The 8086 does not mask the shift count. However, all other IA-32 processors (starting with the Intel 286 processor) do mask the shift count to 5 bits, resulting in a maximum count of 31. [...]

So implementing shift for an arbitrary count may be burdensome on some platforms and therefore it is better to leave it undefined behavior.

If we look at the Rationale for International Standard—Programming Languages—C it says:

Unspecified behavior gives the implementor some latitude in translating programs. This latitude does not extend as far as failing to translate the program, however, because all possible behaviors are “correct” in the sense that they don't cause undefined behavior in any implementation.

So there must have been a case or still exists a case where the behavior is not correct and would have bad issues.

Answer 2

Example to why is this undefined behavior better than setting the result to zero.

Typically a CPU has a single instruction that does the shift.
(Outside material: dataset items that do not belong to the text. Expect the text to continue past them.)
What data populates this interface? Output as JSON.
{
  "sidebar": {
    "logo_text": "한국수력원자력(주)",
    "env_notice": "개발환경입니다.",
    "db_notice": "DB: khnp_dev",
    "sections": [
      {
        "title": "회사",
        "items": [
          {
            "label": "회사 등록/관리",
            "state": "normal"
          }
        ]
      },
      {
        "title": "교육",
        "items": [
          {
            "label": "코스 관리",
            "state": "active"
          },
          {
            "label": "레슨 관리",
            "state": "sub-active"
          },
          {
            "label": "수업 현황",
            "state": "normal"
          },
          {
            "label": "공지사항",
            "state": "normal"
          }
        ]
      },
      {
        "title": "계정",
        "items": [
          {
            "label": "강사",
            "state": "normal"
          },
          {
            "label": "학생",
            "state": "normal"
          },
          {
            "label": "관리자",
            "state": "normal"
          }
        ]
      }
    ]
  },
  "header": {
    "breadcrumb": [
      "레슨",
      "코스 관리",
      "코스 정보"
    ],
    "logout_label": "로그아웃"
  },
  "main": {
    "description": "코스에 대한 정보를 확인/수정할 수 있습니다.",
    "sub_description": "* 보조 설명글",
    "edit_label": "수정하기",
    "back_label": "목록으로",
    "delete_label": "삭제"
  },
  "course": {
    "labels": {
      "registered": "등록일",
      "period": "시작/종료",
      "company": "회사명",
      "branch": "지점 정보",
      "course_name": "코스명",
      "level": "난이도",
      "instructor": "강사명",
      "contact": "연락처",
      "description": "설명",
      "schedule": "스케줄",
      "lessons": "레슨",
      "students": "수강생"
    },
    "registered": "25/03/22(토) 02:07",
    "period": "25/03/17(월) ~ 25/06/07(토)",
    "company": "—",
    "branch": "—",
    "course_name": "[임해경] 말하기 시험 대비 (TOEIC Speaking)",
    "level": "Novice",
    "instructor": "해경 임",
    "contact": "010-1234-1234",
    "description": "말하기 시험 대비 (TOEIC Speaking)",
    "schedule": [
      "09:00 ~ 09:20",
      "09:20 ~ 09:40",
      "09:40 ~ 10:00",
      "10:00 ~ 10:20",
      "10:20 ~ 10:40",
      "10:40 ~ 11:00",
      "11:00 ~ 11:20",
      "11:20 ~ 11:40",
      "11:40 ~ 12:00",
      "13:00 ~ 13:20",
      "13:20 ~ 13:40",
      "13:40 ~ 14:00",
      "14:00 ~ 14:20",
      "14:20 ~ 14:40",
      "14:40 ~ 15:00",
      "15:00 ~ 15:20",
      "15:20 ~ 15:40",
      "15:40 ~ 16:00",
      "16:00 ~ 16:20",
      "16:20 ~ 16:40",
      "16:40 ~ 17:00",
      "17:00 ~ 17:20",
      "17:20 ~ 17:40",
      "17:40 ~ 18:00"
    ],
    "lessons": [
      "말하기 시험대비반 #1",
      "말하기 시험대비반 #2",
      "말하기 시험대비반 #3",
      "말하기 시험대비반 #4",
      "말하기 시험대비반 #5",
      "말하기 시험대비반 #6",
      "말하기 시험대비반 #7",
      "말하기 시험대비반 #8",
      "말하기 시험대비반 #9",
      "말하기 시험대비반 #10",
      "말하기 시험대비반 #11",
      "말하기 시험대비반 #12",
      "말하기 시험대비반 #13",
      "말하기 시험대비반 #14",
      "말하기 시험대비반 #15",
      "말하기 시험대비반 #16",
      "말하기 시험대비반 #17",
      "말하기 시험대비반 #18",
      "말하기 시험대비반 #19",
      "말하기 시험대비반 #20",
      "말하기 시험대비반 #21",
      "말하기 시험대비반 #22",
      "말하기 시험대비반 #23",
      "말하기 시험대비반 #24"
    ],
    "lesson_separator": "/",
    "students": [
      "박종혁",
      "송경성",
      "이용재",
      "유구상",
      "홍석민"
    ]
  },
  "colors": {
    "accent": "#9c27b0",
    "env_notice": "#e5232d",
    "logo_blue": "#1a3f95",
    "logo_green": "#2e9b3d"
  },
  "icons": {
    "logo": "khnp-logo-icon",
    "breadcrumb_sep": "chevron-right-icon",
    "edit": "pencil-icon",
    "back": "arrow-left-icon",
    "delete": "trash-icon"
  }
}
If that instruction was required to compare against an upper bound, that would take more circuitry and slow the shifting. Instead, many CPUs' simply use the Least Significant Bits of the shift to determine how much to shift.

// Example - not specified behavior  (assume 32-bit int)
y = 1 << 34;
// same as 
y = 1 << 2;

The first PCs used an 8/16 bit processor that used the least 8 bits to determine the shift, so it indeed would shift in zeros once the shift count was more than the `int width, yet less than 256. The problem with this was that each shift took 1 clock tick. So in a worst-case, the simple shift command could take 255 clock ticks to perform. Of course, after 16 ticks, nothing but 0 were shifted. This long worst case instruction was not interruptible! Thus making that processor's worst case Interrupt latency far worst than the competition. Intel did not make this mistake again.